L’aumônier retroussa les lèvres.
— Vous faite erreur, C.3.3, dit-il ingénument. Je viens de voir C.3.4. Il n’est ni en colère, ni amer, ni désespéré. Il n’éprouve que remords et repentir. Quand je l’ai quitté, il était humblement à genoux.
— Et C.3.5 ? enrageai-je. Il est en colère, lui. Je le sais. Je l’ai vu tout à l’heure devant le bureau du directeur.
— Alors vous devez en savoir la raison, répliqua l’aumônier. Sa malheureuse épouse, la tragique victime de son épouvantable crime, vient de mourir.
— Je la croyais dans le coma ?
— Jusqu’à il y a deux jours. Dieu, dans Son infinie miséricorde, l’a libérée.
— Atitis-Snake va-t-il être rejugé ? Va-t-on pendre ce pauvre diable ?
— Non, non. Mais il est désormais acquis qu’il ne sortira jamais d’ici. Et au moment où une telle certitude s’impose à lui, un homme ne manque pas d’être ébranlé. Je l’ai déjà observé. Il sait qu’il n’y aura, sur terre, aucune rémission pour son péché. Il sait, sans équivoque, qu’il restera dans cette prison pour le restant de ses jours. Voilà pourquoi il est furieux.
— Que Dieu lui vienne en aide, me désolai-je.
— Il y veillera, assura complaisamment l’aumônier. C’est Son rôle, après tout.
Il se passa la langue sur la lèvre inférieure pour l’humecter.
— Mais vous, reprit-il, vous qui n’êtes là que pour quelques mois, quelle est la cause de votre colère ? À quoi peut-elle vous mener ?
Je désignai du doigt la lucarne au-dessus de moi.
— Je ne vois pas le ciel, monsieur. Je ne peux même pas voir les nuages.
— Oh, mon ami, laissez-moi vous supplier de renoncer à ce genre de pensées et de ne pas laisser votre esprit s’arrêter aux nuages, mais de lui permettre d’aller jusqu’à Lui, qui est au-dessus des nuages.
— Seigneur Tout-Puissant ! éructai-je en me précipitant soudain vers l’aumônier qui me contemplait avec stupeur.

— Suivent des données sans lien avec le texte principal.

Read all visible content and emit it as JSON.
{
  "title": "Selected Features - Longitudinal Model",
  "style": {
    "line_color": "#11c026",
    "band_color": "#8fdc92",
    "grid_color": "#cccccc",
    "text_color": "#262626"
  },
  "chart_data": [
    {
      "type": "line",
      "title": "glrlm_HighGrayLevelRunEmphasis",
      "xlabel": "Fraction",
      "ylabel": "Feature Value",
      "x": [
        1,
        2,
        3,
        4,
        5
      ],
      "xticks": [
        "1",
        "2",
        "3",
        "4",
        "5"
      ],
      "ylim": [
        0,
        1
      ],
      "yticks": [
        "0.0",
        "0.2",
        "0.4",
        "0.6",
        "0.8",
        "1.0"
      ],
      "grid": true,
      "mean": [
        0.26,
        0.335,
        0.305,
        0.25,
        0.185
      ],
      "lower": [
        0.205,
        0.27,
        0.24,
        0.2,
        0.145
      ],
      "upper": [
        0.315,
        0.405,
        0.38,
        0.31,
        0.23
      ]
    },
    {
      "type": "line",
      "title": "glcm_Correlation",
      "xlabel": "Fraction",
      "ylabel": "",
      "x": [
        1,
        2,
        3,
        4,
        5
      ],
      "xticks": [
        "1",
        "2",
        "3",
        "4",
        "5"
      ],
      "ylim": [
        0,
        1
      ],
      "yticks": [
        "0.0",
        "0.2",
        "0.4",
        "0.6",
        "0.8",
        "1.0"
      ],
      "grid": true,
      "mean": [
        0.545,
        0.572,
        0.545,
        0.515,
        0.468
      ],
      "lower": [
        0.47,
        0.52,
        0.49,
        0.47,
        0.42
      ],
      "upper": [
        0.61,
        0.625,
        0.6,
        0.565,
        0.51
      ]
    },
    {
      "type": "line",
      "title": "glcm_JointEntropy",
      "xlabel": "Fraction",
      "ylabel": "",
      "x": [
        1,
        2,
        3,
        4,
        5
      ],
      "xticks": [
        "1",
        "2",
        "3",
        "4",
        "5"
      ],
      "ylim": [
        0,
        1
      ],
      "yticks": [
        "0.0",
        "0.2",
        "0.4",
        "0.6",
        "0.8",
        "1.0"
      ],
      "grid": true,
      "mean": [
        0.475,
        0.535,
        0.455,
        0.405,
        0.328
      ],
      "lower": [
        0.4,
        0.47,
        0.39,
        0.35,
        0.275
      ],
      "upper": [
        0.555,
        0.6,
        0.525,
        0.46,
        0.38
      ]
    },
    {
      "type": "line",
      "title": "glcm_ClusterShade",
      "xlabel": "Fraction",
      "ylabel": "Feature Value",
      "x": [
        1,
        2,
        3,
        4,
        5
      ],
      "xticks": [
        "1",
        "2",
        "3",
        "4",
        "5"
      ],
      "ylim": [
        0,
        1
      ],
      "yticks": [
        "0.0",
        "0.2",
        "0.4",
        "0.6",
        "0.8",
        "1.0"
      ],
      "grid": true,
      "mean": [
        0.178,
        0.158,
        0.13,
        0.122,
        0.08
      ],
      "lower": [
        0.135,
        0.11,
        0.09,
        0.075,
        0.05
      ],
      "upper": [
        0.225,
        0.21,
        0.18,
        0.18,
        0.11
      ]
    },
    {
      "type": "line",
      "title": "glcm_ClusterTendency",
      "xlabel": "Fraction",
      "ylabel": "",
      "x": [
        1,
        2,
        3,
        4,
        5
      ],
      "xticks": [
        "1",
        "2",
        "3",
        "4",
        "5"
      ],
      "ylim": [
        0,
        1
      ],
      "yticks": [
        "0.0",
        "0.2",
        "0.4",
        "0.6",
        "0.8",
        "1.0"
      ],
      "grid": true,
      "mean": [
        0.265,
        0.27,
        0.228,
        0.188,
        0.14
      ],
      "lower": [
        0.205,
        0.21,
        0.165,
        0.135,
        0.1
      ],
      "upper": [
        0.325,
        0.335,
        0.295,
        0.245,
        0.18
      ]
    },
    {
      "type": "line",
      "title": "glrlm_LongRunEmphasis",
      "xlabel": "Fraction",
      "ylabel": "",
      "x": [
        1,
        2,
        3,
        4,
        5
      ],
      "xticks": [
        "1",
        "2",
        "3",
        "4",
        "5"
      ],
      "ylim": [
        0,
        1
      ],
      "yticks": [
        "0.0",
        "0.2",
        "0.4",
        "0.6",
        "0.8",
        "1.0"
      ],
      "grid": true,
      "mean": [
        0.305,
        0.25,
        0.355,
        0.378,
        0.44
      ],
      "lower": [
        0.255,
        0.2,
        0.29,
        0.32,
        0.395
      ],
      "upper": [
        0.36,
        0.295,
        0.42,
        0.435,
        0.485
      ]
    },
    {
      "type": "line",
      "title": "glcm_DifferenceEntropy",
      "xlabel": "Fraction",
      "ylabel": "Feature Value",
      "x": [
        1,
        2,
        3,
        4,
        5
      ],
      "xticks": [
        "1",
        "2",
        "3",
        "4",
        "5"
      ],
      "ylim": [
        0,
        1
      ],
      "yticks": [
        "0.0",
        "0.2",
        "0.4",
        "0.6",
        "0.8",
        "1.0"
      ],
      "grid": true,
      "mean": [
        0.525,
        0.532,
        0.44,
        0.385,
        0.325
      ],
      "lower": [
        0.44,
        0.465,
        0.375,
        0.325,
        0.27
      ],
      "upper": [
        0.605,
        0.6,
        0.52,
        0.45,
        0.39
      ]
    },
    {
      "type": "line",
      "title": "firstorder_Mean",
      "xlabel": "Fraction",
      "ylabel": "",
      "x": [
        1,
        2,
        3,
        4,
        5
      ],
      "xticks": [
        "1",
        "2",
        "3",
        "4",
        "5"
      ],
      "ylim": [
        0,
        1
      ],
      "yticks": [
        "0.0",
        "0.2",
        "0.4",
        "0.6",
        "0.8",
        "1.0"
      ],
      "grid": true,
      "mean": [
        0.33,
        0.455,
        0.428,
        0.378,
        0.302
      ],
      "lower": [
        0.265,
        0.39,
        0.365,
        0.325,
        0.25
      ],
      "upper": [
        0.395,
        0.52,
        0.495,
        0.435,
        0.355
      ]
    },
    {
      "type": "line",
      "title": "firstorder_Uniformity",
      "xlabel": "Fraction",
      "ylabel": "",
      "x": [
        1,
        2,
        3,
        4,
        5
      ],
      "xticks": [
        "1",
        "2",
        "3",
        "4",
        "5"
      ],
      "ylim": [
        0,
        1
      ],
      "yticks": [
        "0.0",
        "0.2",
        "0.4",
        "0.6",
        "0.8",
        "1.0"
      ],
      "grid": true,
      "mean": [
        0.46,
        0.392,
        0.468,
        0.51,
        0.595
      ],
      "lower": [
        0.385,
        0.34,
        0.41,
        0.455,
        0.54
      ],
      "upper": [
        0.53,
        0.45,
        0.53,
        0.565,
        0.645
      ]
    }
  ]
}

— « Celui qui est lent à la colère a une grande intelligence, bredouilla-t-il. Mais celui qui est prompt à s’emporter proclame sa folie1. »
— Sortez ! criai-je, saisissant sur la table son livre de prières, que je lui collai dans les mains tout en le repoussant vers l’entrée de la cellule.
J’ouvris la porte à la volée et jetai le malheureux révérend dehors, sur la passerelle.
— « Un homme violent excite des querelles, mais celui qui est lent à la colère apaise les disputes2 . »
Je claquai la porte et, tout frémissant, m’effondrai au pied de mon lit. Lentement, je me hissai alors sur les genoux et joignis mes mains tremblantes en une attitude de prière, ainsi que je le faisais chaque soir, lorsque j’étais enfant, dans la maison de mes parents à Dublin.
Comme je fermais les yeux, j’entendis la porte de la cellule s’ouvrir une nouvelle fois. À sa respiration irrégulière, je sus immédiatement qu’il s’agissait de Braddle.
— L’aumônier m’a rapporté vos agissements.
Il s’exprimait d’une voix calme, à peine au-dessus d’un murmure.
— Vous serez châtié pour ça. Quinze coups de verge. C’est le minimum.
La porte se referma en claquant. Je restai dans la position où j’étais, à genoux, mains jointes, tête baissée. Ma prière ne tarda pas à être exaucée. Je venais tout juste d’entendre la cloche de la chapelle sonner quatre heures que le gardien Braddle faisait une chute mortelle.